Discussion regarding only South American Cichlid species. (Oscars, Geophagines, Discus, Apistogramma, Green Terrors, Angels, Severums, Pikes, etc.)
Wed Jul 12, 2017 8:37 pm
Hello all! First time on this forum trying to get some specialized advice. I have had a 20-gallon high tank for about 4 years, but one year ago all but one fish (lemon tetra) died. Life got busy and I kind of let the tank go to #%$&. Flash forward to the present and I have completely cleaned the tank, bought a new filter, heater, planted light, substrate and have rescaped it. I also bought an API test kit, and a GH/KH test kit. These kits proved instrumental in me learning some alarming facts about my tap water. pH: 7.7-8 probably more around 7.6 when aged. GH: 9 KH: 6. The fish I want to keep (apistos and tetras) need soft acidic water outside of my parameters to survive, much less breed. I have heard however that soft-water fish have an easier time adapting to hard-water than hard-water fish to soft-water. I have also heard that captive bred fish are much more easily adaptable to hard-water than their wild-caught counterparts.
Does anyone here have any experience in keeping apistos at my water chemistry? If it would not work at the current levels does filtering through peat work as a solution or is it too risky?
If all else fails do I just use RO water? Or are there fish such as possibly kribs that are smaller cichlids that could live in an alkaline 20 gallon high planted tank.
tank pic: http://imgur.com/bipG09C
Thanks in advance
PS: I am willing to post more detailed specs if anyone needs them
Wed Jul 12, 2017 8:40 pm
I have also heard a lot of good things about shelldwellers, but the absolutely need sand right? Sorry I know this is the wrong category to ask.
Thu Jul 13, 2017 11:59 am
Welcome to C-F
As you've stated, your water is not ideal for fish such as Apistos. The biggest obstacle would be the proper development of eggs, if the fish did spawn. You could certainly try with some tank raised fish. Peat is an option. Water changes would need to be frequent, but small. RO water would need to be buffered, at least to a certain degree. Messing with your water can be tricky. Lots of room for error, especially with such a small volume of water like a 20 gallon tank. It would be easier to just use what you have and keep things consistent for the fish.

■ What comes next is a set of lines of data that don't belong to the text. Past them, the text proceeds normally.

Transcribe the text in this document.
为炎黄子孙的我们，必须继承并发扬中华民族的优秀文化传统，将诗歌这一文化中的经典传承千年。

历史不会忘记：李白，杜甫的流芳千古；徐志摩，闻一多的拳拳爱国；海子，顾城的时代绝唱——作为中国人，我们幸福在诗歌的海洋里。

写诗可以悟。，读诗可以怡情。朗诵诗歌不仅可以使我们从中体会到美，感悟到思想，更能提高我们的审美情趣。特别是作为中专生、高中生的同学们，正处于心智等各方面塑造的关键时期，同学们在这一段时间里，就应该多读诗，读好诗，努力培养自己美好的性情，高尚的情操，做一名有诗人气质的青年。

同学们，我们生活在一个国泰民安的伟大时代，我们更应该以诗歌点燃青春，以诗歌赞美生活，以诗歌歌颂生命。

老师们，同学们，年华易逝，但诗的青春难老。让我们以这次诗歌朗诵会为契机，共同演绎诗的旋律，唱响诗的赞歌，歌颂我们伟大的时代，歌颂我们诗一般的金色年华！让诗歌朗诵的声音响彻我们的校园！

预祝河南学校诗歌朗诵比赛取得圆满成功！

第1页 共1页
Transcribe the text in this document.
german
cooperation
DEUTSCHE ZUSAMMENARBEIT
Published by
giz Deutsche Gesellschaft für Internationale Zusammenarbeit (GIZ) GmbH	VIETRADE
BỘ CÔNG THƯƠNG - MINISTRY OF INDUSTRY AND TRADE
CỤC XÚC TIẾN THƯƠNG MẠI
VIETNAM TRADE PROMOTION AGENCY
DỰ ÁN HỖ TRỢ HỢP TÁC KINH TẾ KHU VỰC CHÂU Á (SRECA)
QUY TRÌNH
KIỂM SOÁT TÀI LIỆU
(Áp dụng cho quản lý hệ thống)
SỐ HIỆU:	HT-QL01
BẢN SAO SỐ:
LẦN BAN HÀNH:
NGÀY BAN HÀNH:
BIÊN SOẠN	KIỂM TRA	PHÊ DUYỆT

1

Shell dwellers do not require sand. A bare bottom tank with PVC fittings can work. A handful of shells, or a big bag(depending on species), is all you would need to get going with Shellies in your tank.
Thu Jul 20, 2017 9:49 am
You mentioned a planted light fixture. Apisto's really prefer densely planted tank. With a 20 gallon you could do the DIY CO2 with yeast and sugar using a kit on Amazon that's like $13. The CO2 will lower the pH and get you substantially better plant growth. You would just need to recharge the mixture every 2 weeks which takes about 10 minutes at most. I get a 1 point drop in pH when my CO2 is on. Sometimes more. Pretty easy solution. Apisto's are AWESOME... Just make sure you get a single pair. No way would 2 males work in that size tank. I'm having trouble with 2 males in my 75 and I don't have any females in there yet.
As far as shell dwellers i couldnt imagine doing them without sand. The bury their shells to arrange things and then try to bury each other's shells when they squabble. I would say sand is very much necessary to make them feel at home.
Thu Jul 20, 2017 11:02 am
Your water is fine for most of the commonly available Apistos. Cockatoos, borellii, Rotpunckt, and several others will not only survive, they can thrive and breed in that water. Some like Aggies, nijsseni complex, and trifasciata would live well, but may not spawn successfully. Peat in the filter would help reduce the KH, and probably lower the pH, but are not a necessity for the first group of species above. I've bred those three and a few others in water that was essentially the same as yours.
In a 24 inch tank you're pretty much limited to a pair/trio. With a heavily planted tank like yours, they will be very happy.
Thu Jul 20, 2017 10:22 pm
Mr Chromedome wrote:Your water is fine for most of the commonly available Apistos. Cockatoos, borellii, Rotpunckt, and several others will not only survive, they can thrive and breed in that water.
I agree with this. You water actually isn't *that* hard or alkaline in comparison to some.
Apisotgramma cacatuoides(cockatoo) are usually easy to find, relatively inexpensive and are probably the easiest to keep.